8. Elevation of serum CPK suggests a participation of striated muscular tissue in the developing POA mass.

9. Determinations of serum calcium and phosphorus have been of no value in the diagnosis of POA, nor in the evaluation of the maturity of the ectopic mass.

10. In serial bone scans, a decrease in radionuclide uptake over a period of time seems to suggest a slowing of the disease process: an increase signifies active disease, a contraindication to surgery.

11. Multiple foci of osteogenesis of simultaneous onset do not necessarily evolve identically (case 2).

12. Serial bone scans seem to be the most reliable parameter for deciding when a POA is mature and may be operated. Although not constituting absolute proof of stabilisation of the osteogenic process, serial determinations of serum alkaline phosphatase are next in order of reliability.

13. POA may develop without any connection with muscular tissue but, most often, the POA develops in the muscular periphery, deriving from the interfascicular connective tissue, giving rise to a picture seen in some types of myositis ossificans, particularly the post-traumatic type.
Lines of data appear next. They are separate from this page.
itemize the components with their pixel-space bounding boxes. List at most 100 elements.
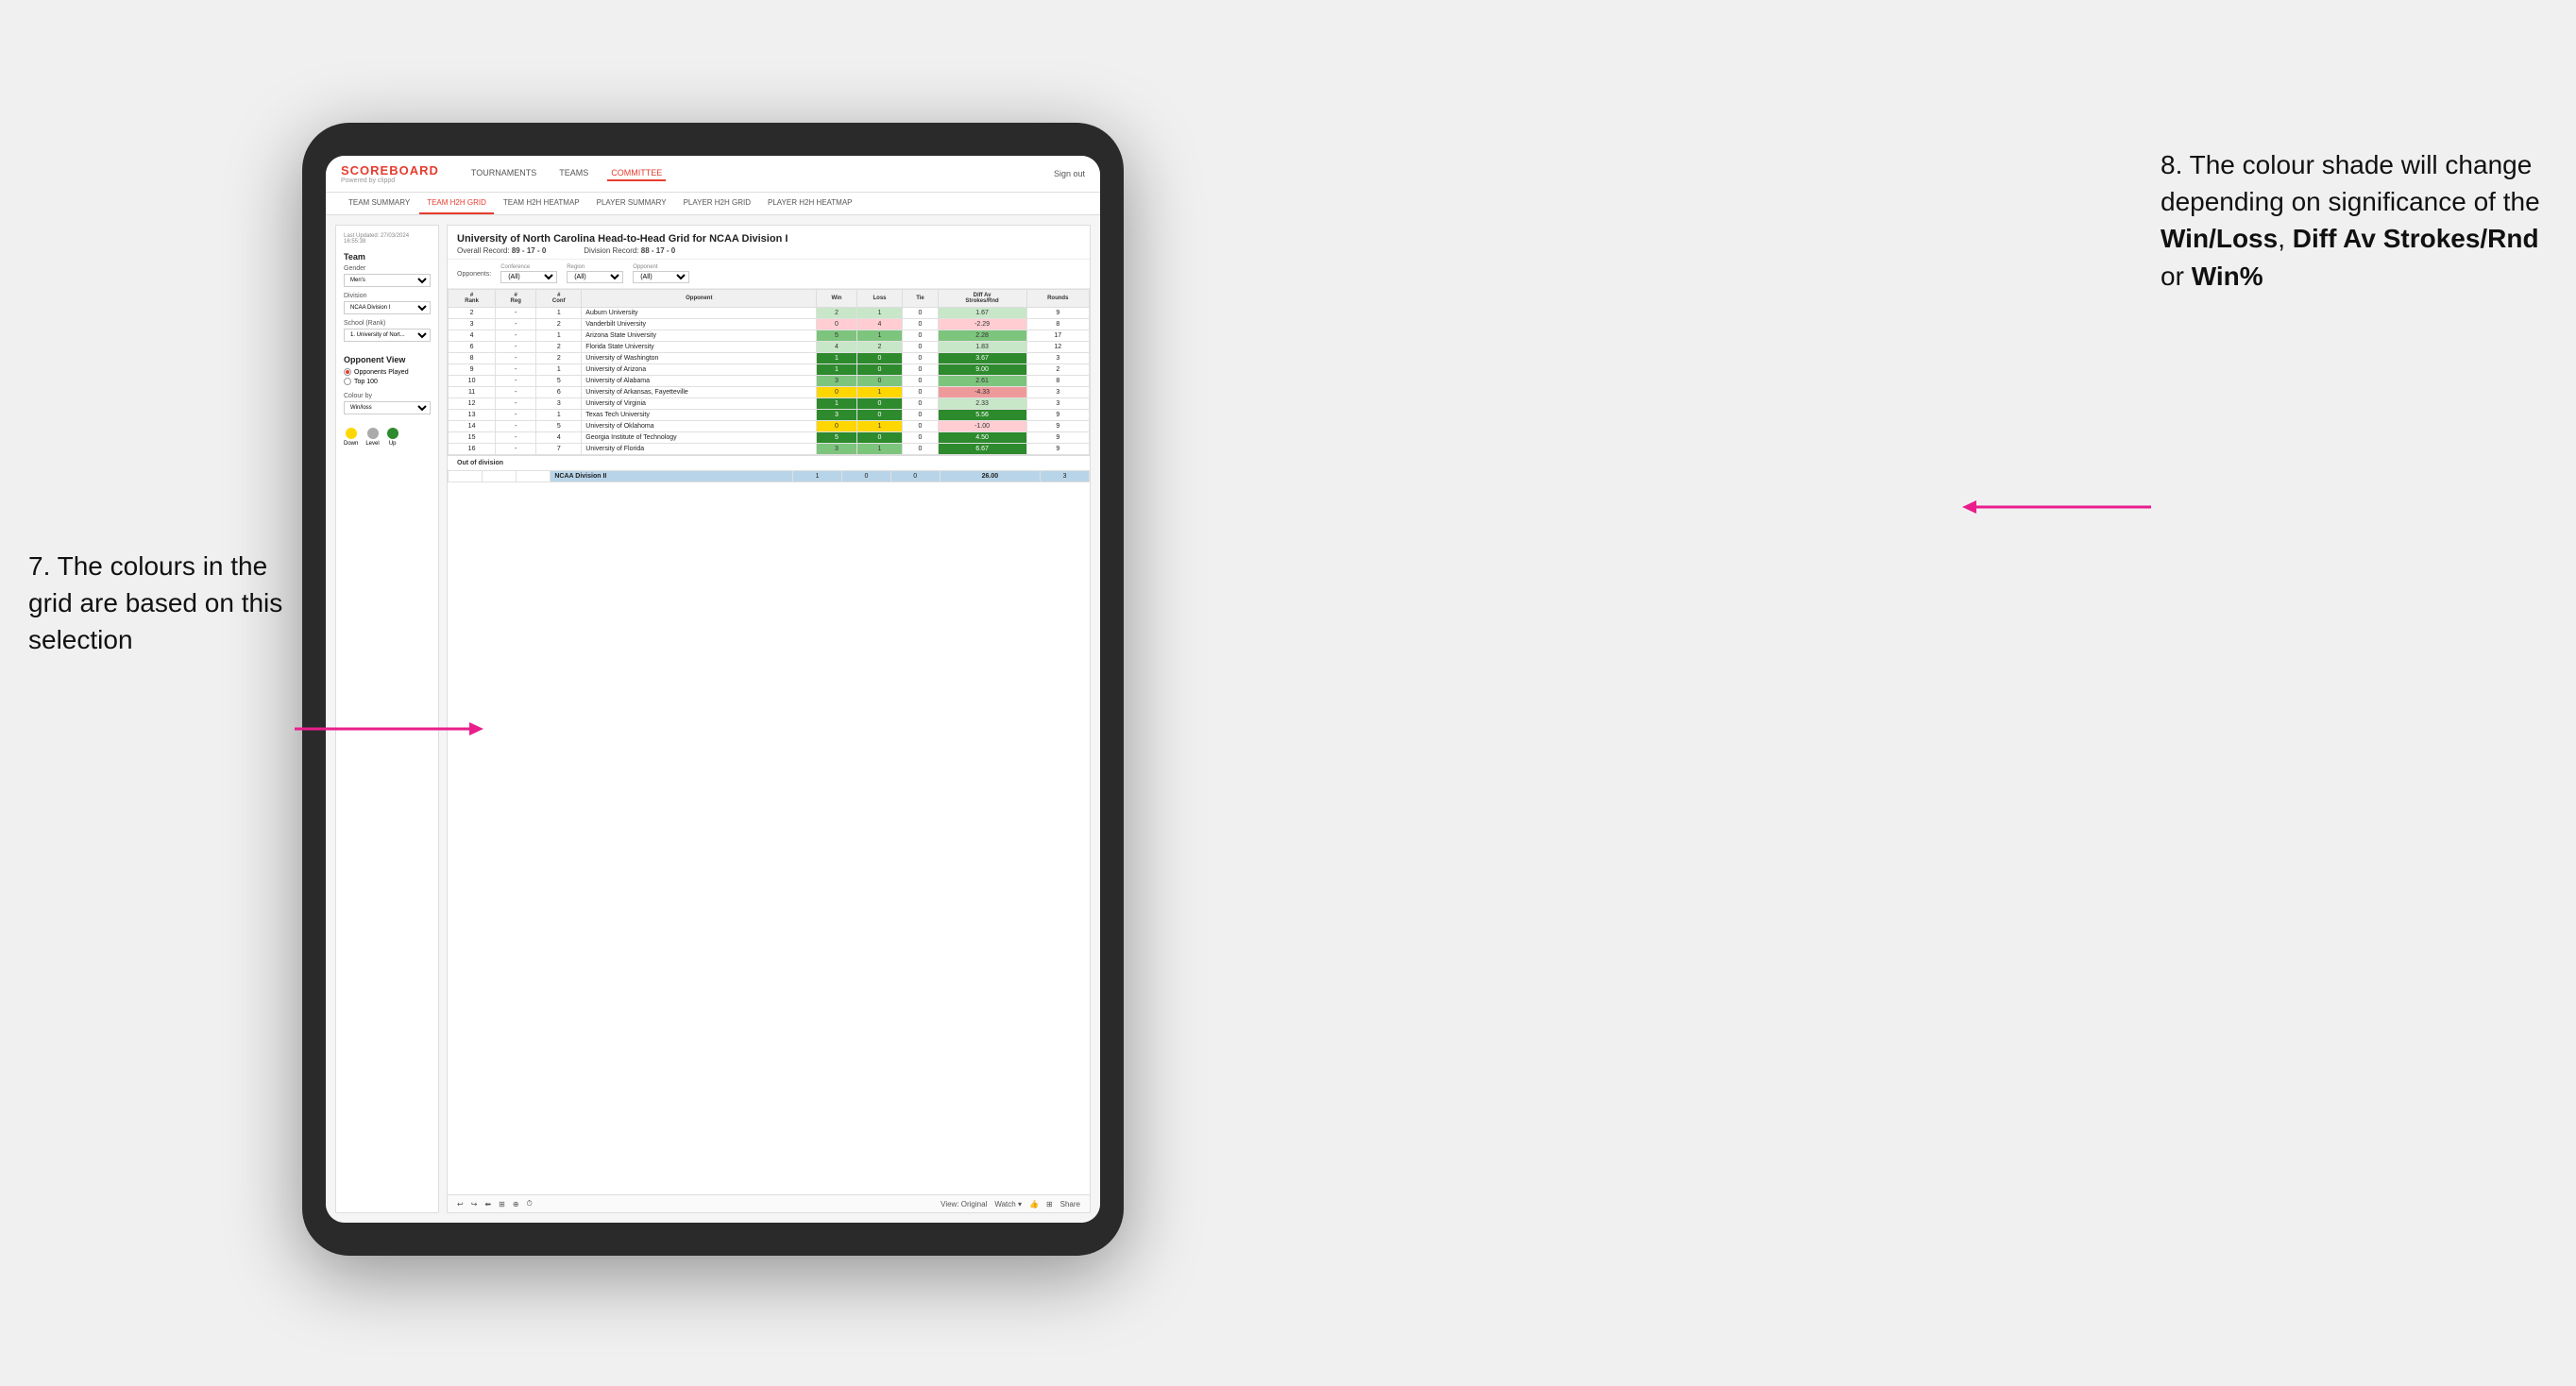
division-label: Division [344,293,431,299]
col-rank: #Rank [449,290,496,308]
out-of-division-label: Out of division [448,455,1090,470]
toolbar-bottom: ↩ ↪ ⬅ ⊞ ⊕ ⏱ View: Original Watch ▾ 👍 ⊞ S… [448,1194,1090,1212]
tablet-screen: SCOREBOARD Powered by clippd TOURNAMENTS… [326,156,1100,1223]
redo-btn[interactable]: ↪ [471,1200,478,1209]
table-row: 12 - 3 University of Virginia 1 0 0 2.33… [449,398,1090,410]
legend-up-dot [387,428,398,439]
logo-text: SCOREBOARD [341,163,439,177]
top-nav: SCOREBOARD Powered by clippd TOURNAMENTS… [326,156,1100,193]
annotation-bold1: Win/Loss [2161,224,2278,253]
last-updated: Last Updated: 27/03/2024 16:55:38 [344,233,431,245]
col-rounds: Rounds [1026,290,1089,308]
table-row: 4 - 1 Arizona State University 5 1 0 2.2… [449,330,1090,342]
share-btn[interactable]: Share [1060,1200,1080,1209]
annotation-bold2: Diff Av Strokes/Rnd [2293,224,2539,253]
conference-filter: Conference (All) [500,264,557,283]
legend-down-dot [346,428,357,439]
nav-item-tournaments[interactable]: TOURNAMENTS [467,166,540,181]
tab-player-h2h-grid[interactable]: PLAYER H2H GRID [676,193,758,214]
grid-header: University of North Carolina Head-to-Hea… [448,226,1090,260]
sub-nav: TEAM SUMMARY TEAM H2H GRID TEAM H2H HEAT… [326,193,1100,215]
legend-level: Level [365,428,379,447]
out-division-row: NCAA Division II 1 0 0 26.00 3 [449,471,1090,482]
division-select[interactable]: NCAA Division I [344,301,431,314]
grid-records: Overall Record: 89 - 17 - 0 Division Rec… [457,246,1080,255]
grid-view-btn[interactable]: ⊞ [1046,1200,1053,1209]
radio-group: Opponents Played Top 100 [344,368,431,385]
overall-record: Overall Record: 89 - 17 - 0 [457,246,546,255]
radio-circle-2 [344,378,351,385]
timer-btn[interactable]: ⏱ [527,1199,533,1209]
division-record: Division Record: 88 - 17 - 0 [584,246,675,255]
data-table: #Rank #Reg #Conf Opponent Win Loss Tie D… [448,289,1090,1194]
tab-team-summary[interactable]: TEAM SUMMARY [341,193,417,214]
col-conf: #Conf [536,290,582,308]
gender-select[interactable]: Men's [344,274,431,287]
school-select[interactable]: 1. University of Nort... [344,329,431,342]
arrow-left [295,719,483,743]
table-row: 8 - 2 University of Washington 1 0 0 3.6… [449,353,1090,364]
annotation-left: 7. The colours in the grid are based on … [28,548,293,659]
conference-select[interactable]: (All) [500,271,557,283]
annotation-bold3: Win% [2192,262,2263,291]
table-row: 15 - 4 Georgia Institute of Technology 5… [449,432,1090,444]
colour-by-label: Colour by [344,393,431,399]
watch-btn[interactable]: Watch ▾ [994,1200,1022,1209]
team-section-title: Team [344,252,431,262]
view-label[interactable]: View: Original [941,1200,987,1209]
radio-opponents-played[interactable]: Opponents Played [344,368,431,376]
opponent-view-section: Opponent View Opponents Played Top 100 [344,355,431,385]
school-label: School (Rank) [344,320,431,327]
colour-by-select[interactable]: Win/loss [344,401,431,414]
zoom-btn[interactable]: ⊕ [513,1200,519,1209]
opponent-label: Opponent [633,264,689,270]
radio-circle-1 [344,368,351,376]
opponent-select[interactable]: (All) [633,271,689,283]
like-btn[interactable]: 👍 [1029,1200,1039,1209]
radio-top100[interactable]: Top 100 [344,378,431,385]
region-label: Region [567,264,623,270]
annotation-right: 8. The colour shade will change dependin… [2161,146,2557,295]
gender-label: Gender [344,265,431,272]
region-select[interactable]: (All) [567,271,623,283]
nav-item-committee[interactable]: COMMITTEE [607,166,666,181]
table-row: 13 - 1 Texas Tech University 3 0 0 5.56 … [449,410,1090,421]
arrow-right [1962,498,2151,521]
out-division-table: NCAA Division II 1 0 0 26.00 3 [448,470,1090,482]
table-row: 9 - 1 University of Arizona 1 0 0 9.00 2 [449,364,1090,376]
legend: Down Level Up [344,428,431,447]
crop-btn[interactable]: ⊞ [499,1200,505,1209]
nav-items: TOURNAMENTS TEAMS COMMITTEE [467,166,1035,181]
opponents-label: Opponents: [457,271,491,278]
tablet-frame: SCOREBOARD Powered by clippd TOURNAMENTS… [302,123,1124,1256]
table-row: 6 - 2 Florida State University 4 2 0 1.8… [449,342,1090,353]
region-filter: Region (All) [567,264,623,283]
nav-item-teams[interactable]: TEAMS [555,166,592,181]
logo-area: SCOREBOARD Powered by clippd [341,163,439,184]
table-row: 2 - 1 Auburn University 2 1 0 1.67 9 [449,308,1090,319]
sign-out-link[interactable]: Sign out [1054,169,1085,178]
back-btn[interactable]: ⬅ [484,1200,491,1209]
table-row: 10 - 5 University of Alabama 3 0 0 2.61 … [449,376,1090,387]
opponent-filter: Opponent (All) [633,264,689,283]
table-row: 16 - 7 University of Florida 3 1 0 6.67 … [449,444,1090,455]
filters-row: Opponents: Conference (All) Region (All) [448,260,1090,289]
logo-sub: Powered by clippd [341,177,439,184]
legend-level-dot [367,428,379,439]
h2h-table: #Rank #Reg #Conf Opponent Win Loss Tie D… [448,289,1090,455]
conference-label: Conference [500,264,557,270]
col-diff: Diff AvStrokes/Rnd [938,290,1026,308]
col-opponent: Opponent [582,290,817,308]
col-tie: Tie [903,290,938,308]
tab-player-h2h-heatmap[interactable]: PLAYER H2H HEATMAP [760,193,860,214]
undo-btn[interactable]: ↩ [457,1200,464,1209]
legend-down: Down [344,428,358,447]
opponent-view-title: Opponent View [344,355,431,364]
table-row: 11 - 6 University of Arkansas, Fayettevi… [449,387,1090,398]
legend-up: Up [387,428,398,447]
tab-player-summary[interactable]: PLAYER SUMMARY [589,193,674,214]
tab-team-h2h-grid[interactable]: TEAM H2H GRID [419,193,494,214]
table-row: 3 - 2 Vanderbilt University 0 4 0 -2.29 … [449,319,1090,330]
tab-team-h2h-heatmap[interactable]: TEAM H2H HEATMAP [496,193,587,214]
right-content: University of North Carolina Head-to-Hea… [447,225,1091,1213]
Histologic studies have shown that atrophic muscular fibres may occasionally be incorporated within the bony mass.

14. Light and electron microscopic examinations of 12 long standing POA (nine hips, two elbows, one knee) and of five recent POA (four hips, one knee) have shown that POA are the result of metaplasic osteogenesis, associated with some chondrogenesis, forming lamellar cortico-spongiosal bone. Therefore, the term ‘calcification’ does not apply to POA and may be abandoned.

15. The study of the ultrastructure and distribution of mineral salts in POA tissue, from early deposition to maturity, has shown that the sequence of transformation involves a progressive increase in the degree of mineralisation with a relative decrease of the amorphous phase and an enlargement in crystal size. After 30 months, the pattern in POA tissue approaches that of normal young adult bone.

16. Injury may certainly be a causative factor in the onset of POA, as shown by cases 2, 4, and 16, but other factors must be considered as well. The role of physiotherapy must be mentioned as a possible aetiologic factor, especially in association with marked spasticity (Hossack & King, 1967). Microscopic interstitial haemorrhages may result from too brisk a mobilisation.

17. If POA do occur more frequently in spastic patients, they may also take place in the absence of any spasticity, as shown by cases 1, 6, and 10.

18. Contrary to the views of Silver (1969), Stryker frames or turning beds, anticoagulant therapy and pressure sores do not appear to play an important role in the onset of POA. Cases 10 and 12 were not associated with any of these factors at any time during their treatment.

19. Eleven POA were resected in seven patients (nine hips, two elbows). There were recurrences in two patients attributed to lack of experience at the time these patients were operated. With the exception of one elbow with a recurrence, all other operated joints enjoyed a significant improvement in articular freedom.

20. This study has produced valuable parameters for the determination of POA maturation allowing for the correct timing of operation with minimal risk of recurrence.

The question of the pathogenesis of POA has been answered only in part, and further study is needed, possibly with the help of bio- and histochemical techniques.